Kuhn's basic thesis is so well known that it's hardly worth spending much time repeating it. Science does not progress towards truth through successive falsification, as if asymptotically approaching some limit. Instead, it progresses through revolutionary shifts between completely incompatible paradigms, shifts which are catalyzed from within by the way each round of "normal", or paradigmatic, science extends and develops the paradigm it unquestioningly takes to be the true model of reality. In short, Kuhn takes science to be an evolutionary process where new scientific theories arise like new species that simply out-compete the old ones, rather than somehow disproving them. This process tends to produce theories of increasing complexity, scope, and accuracy that can legitimately be seen as 'progress' in some sense. But as with Neo-Darwinian evolution, this isn't progress towards some one true final species.

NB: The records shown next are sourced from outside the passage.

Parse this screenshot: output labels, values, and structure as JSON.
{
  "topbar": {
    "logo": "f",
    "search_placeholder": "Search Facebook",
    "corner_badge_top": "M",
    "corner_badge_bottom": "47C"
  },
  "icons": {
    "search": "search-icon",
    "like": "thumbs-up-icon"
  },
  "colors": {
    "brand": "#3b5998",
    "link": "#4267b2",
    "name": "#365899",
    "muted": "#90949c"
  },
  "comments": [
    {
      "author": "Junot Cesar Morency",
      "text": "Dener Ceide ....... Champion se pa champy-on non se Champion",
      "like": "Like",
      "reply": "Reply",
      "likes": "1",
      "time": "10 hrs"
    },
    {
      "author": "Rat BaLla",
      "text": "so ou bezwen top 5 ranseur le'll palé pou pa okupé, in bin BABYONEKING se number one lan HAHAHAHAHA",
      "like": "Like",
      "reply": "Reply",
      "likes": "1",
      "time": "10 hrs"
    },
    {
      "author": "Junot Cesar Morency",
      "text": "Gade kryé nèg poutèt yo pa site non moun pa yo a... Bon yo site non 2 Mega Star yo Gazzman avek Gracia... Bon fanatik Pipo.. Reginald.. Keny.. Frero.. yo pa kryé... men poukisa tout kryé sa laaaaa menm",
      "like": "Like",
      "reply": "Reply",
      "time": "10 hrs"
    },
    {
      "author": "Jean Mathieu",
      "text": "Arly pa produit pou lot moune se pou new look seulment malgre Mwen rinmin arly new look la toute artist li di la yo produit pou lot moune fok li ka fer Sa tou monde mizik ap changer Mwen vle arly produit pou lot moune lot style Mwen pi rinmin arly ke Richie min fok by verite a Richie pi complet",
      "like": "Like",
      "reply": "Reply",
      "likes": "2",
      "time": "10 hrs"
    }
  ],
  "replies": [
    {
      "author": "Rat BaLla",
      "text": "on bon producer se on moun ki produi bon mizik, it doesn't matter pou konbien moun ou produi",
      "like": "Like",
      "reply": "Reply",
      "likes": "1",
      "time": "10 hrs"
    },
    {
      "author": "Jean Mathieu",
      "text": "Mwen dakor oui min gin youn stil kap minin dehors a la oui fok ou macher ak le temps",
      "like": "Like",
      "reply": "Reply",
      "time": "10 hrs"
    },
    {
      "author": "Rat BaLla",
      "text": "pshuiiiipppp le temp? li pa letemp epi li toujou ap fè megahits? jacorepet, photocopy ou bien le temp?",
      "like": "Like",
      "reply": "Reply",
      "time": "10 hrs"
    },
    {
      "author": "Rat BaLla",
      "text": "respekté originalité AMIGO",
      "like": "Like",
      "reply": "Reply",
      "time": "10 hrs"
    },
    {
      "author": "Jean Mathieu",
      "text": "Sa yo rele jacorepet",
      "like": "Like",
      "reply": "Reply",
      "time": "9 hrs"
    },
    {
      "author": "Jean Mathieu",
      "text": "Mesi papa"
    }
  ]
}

While I was already familiar with, and largely agreed with, this thesis, reading the original version of it was still rewarding for several reasons. First, because you can clearly hear Kuhn's tone, which is in marked contrast to many of the people who popularized his idea. As he points out in the postscript, Kuhn does not consider himself a relativist. On the contrary, he began life as a physicist and thinks of his historical and philosophical project as being more, not less, 'scientific' and empirical about how science actually works. At no point does he suggest anything close to the idea that scientists can just make up whatever theory they like, that all theories are equally good, or that the sole factor in the acceptance of a paradigm is simple social consensus. He is even a firm believer in the 'progress' of science. However, as the quotes suggest, since Kuhn rethinks the very structure of science, his theory changes what we mean by the terms science and progress. He wants us to see that since science isn't the successively closer approximation of truth we took it to be, it doesn't progress the way our textbooks teach us. And while he cannot, by hypothesis, argue that this is a truer view of the scientific enterprise, he does a fine job of putting forward all kinds of perfectly empirical and theoretical reasons to convince us we should adopt this view of science. So while he he takes seriously the observation that all the science we know of is practiced by a certain species of hairless chimp, he does not intend to suggest that science is merely a social construct. We should recognize the reductionist relativist position for what it is historically -- a weaponization of Kuhn by struggling humanities departments.
Second, I was delighted to discover the extended use he made of the gestalt switch model for perception. Scientific revolutions take us from seeing the duck to seeing the rabbit. After a phase shift, the same data crystalizes in a new way. Today, we could make the same point even more effectively by discussing Predictive Processing and the Bayesian Brain framework. Kuhn actually already moves in this direction by repeatedly arguing that scientists are not simply interpreting neutral facts and assembling a theory from a sea of bottom up data, but are using their prior training to directly perceive the entities their theory posits from the top down as real. Scientific revolutions are the sudden shifts in scientific perception triggered when experimental errors and theoretical anomalies reach a critical threshold that causes us to adopt a new set of priors, a new paradigm. I think part of what made Kuhn's book controversial was the way this inverts the flow of information in our usual model of perception; it's hard to convince most folks that they are actively constructing and inferring their world (and self) when it feels like these things are simply given to them. Of course, if you've already drunk the kool-aid, this controversial analogy is part of what makes the book brilliant.